Gastkommentar

Ein Plädoyer für den Deutschen Apothekertag

06.12.2024, 17:50 Uhr

Der DAT – bislang galten seine Beschlüsse als bindend. Künftig soll nur noch zugehört werden? (Foto: DAZ/Schelbert)

Der DAT – bislang galten seine Beschlüsse als bindend. Künftig soll nur noch zugehört werden? (Foto: DAZ/Schelbert)


Die Beschlüsse des Deutschen Apothekertags (DAT) sind ab dem kommenden Jahr von den ABDA-Gremien aller Voraussicht nach nicht mehr verpflichtend umzusetzen, sondern nur noch sachgerecht zu berücksichtigen. Robin Brünn und Otto Quintus Russe, Delegierte der Landesapothekerkammer Hessen und Mitantragsteller des Adhoc-Antrags beim DAT in München, die zugrundeliegende Satzungsänderung zurückzunehmen, halten das nach wie vor für einen Fehler. Ein Gastkommentar. 

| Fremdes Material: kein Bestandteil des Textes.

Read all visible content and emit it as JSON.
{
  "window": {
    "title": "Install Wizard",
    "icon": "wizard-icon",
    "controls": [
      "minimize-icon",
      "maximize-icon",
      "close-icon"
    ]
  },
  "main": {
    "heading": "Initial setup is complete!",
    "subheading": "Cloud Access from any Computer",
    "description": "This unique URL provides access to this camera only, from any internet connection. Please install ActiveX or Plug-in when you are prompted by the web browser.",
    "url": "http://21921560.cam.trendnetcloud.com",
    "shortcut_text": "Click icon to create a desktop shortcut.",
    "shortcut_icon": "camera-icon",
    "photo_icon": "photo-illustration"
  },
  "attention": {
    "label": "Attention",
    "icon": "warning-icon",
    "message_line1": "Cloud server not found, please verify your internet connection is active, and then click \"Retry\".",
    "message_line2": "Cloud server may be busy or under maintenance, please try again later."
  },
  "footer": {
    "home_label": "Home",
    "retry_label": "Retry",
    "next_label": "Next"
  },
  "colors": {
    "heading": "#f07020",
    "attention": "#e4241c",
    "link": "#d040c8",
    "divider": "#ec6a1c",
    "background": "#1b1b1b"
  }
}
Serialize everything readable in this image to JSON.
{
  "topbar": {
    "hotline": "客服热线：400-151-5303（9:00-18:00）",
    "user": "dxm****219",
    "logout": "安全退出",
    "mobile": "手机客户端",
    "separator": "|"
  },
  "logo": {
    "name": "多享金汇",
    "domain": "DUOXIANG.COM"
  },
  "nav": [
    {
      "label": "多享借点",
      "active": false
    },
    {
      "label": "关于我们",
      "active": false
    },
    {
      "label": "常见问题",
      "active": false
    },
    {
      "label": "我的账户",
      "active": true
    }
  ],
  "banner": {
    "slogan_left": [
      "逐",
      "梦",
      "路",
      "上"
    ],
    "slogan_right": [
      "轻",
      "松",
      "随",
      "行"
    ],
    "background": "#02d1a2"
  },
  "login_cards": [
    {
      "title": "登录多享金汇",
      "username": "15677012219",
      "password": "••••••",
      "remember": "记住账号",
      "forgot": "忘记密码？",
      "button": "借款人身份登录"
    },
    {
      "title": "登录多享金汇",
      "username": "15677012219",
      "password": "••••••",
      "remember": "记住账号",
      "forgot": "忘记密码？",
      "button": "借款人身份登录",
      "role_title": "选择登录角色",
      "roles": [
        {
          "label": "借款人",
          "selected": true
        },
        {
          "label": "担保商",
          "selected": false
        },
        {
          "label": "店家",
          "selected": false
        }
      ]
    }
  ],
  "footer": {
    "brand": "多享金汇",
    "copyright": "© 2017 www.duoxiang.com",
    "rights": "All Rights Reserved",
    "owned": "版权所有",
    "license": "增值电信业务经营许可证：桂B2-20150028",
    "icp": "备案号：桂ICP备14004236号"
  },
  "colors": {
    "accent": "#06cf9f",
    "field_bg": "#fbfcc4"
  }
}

Wie unser gesamter Berufsstand steht auch der Deutsche Apothekertag an einem Scheideweg: Ab Januar verliert er durch eine Satzungsänderung nicht nur seinen Status als ABDA-Organ, auch die bisher bindende Wirkung seiner Beschlüsse wird aufgehoben. Diese grundlegende Veränderung charakterisiert nicht nur die Rolle des Apothekertags neu, sie stellt auch die Mitbestimmung auf den Prüfstand und schwächt den einzigen Bottom-up-Ansatz innerhalb der ABDA-Gremien.

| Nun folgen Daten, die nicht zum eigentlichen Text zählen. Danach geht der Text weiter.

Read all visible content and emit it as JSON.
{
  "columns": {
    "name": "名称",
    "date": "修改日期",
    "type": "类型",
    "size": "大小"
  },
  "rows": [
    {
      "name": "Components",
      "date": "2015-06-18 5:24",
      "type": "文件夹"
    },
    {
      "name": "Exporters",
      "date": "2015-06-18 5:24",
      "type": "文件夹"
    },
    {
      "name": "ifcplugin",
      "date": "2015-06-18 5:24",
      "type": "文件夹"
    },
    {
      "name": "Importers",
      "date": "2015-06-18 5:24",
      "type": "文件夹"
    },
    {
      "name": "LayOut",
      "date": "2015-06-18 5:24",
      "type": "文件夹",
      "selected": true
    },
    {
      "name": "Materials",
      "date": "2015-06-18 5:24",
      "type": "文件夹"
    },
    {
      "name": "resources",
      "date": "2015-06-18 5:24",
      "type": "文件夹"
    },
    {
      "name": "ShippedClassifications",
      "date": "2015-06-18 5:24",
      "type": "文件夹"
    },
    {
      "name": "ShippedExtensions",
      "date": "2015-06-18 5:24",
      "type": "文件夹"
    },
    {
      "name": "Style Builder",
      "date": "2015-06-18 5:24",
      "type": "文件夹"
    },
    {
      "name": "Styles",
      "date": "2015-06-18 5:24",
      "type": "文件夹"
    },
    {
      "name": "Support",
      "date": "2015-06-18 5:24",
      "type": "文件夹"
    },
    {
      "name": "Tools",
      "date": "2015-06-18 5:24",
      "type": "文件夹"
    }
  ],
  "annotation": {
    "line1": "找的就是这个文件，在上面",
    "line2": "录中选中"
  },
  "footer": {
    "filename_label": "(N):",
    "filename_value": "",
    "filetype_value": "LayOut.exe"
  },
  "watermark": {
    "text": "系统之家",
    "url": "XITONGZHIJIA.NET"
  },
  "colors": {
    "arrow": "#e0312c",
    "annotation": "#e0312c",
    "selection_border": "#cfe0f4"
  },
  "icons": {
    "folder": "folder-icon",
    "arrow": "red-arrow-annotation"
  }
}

Die Streichung des Deutschen Apothekertages als ABDA-Organ wird seiner tatsächlichen Bedeutung nicht gerecht. Wenn 300 von den Mitgliedsorganisationen benannte und entsandte Delegierte drei Tage über die Anliegen unseres Berufsstands beraten und intensiv diskutieren, muss dies auch von unserer Spitzenorganisation mit dem nötigen Respekt wertgeschätzt werden. Besonders das aktuell gern vorgebrachte Argument der fehlenden demokratischen Legitimation möchten wir zurückweisen, denn die DAT-Delegierten sind von den Mitgliedsorganisationen entsandt. Sofern dies nicht ausreicht, sollte man Regeln für die Entsendung aufstellen, statt den Deutschen Apothekertag zu degradieren.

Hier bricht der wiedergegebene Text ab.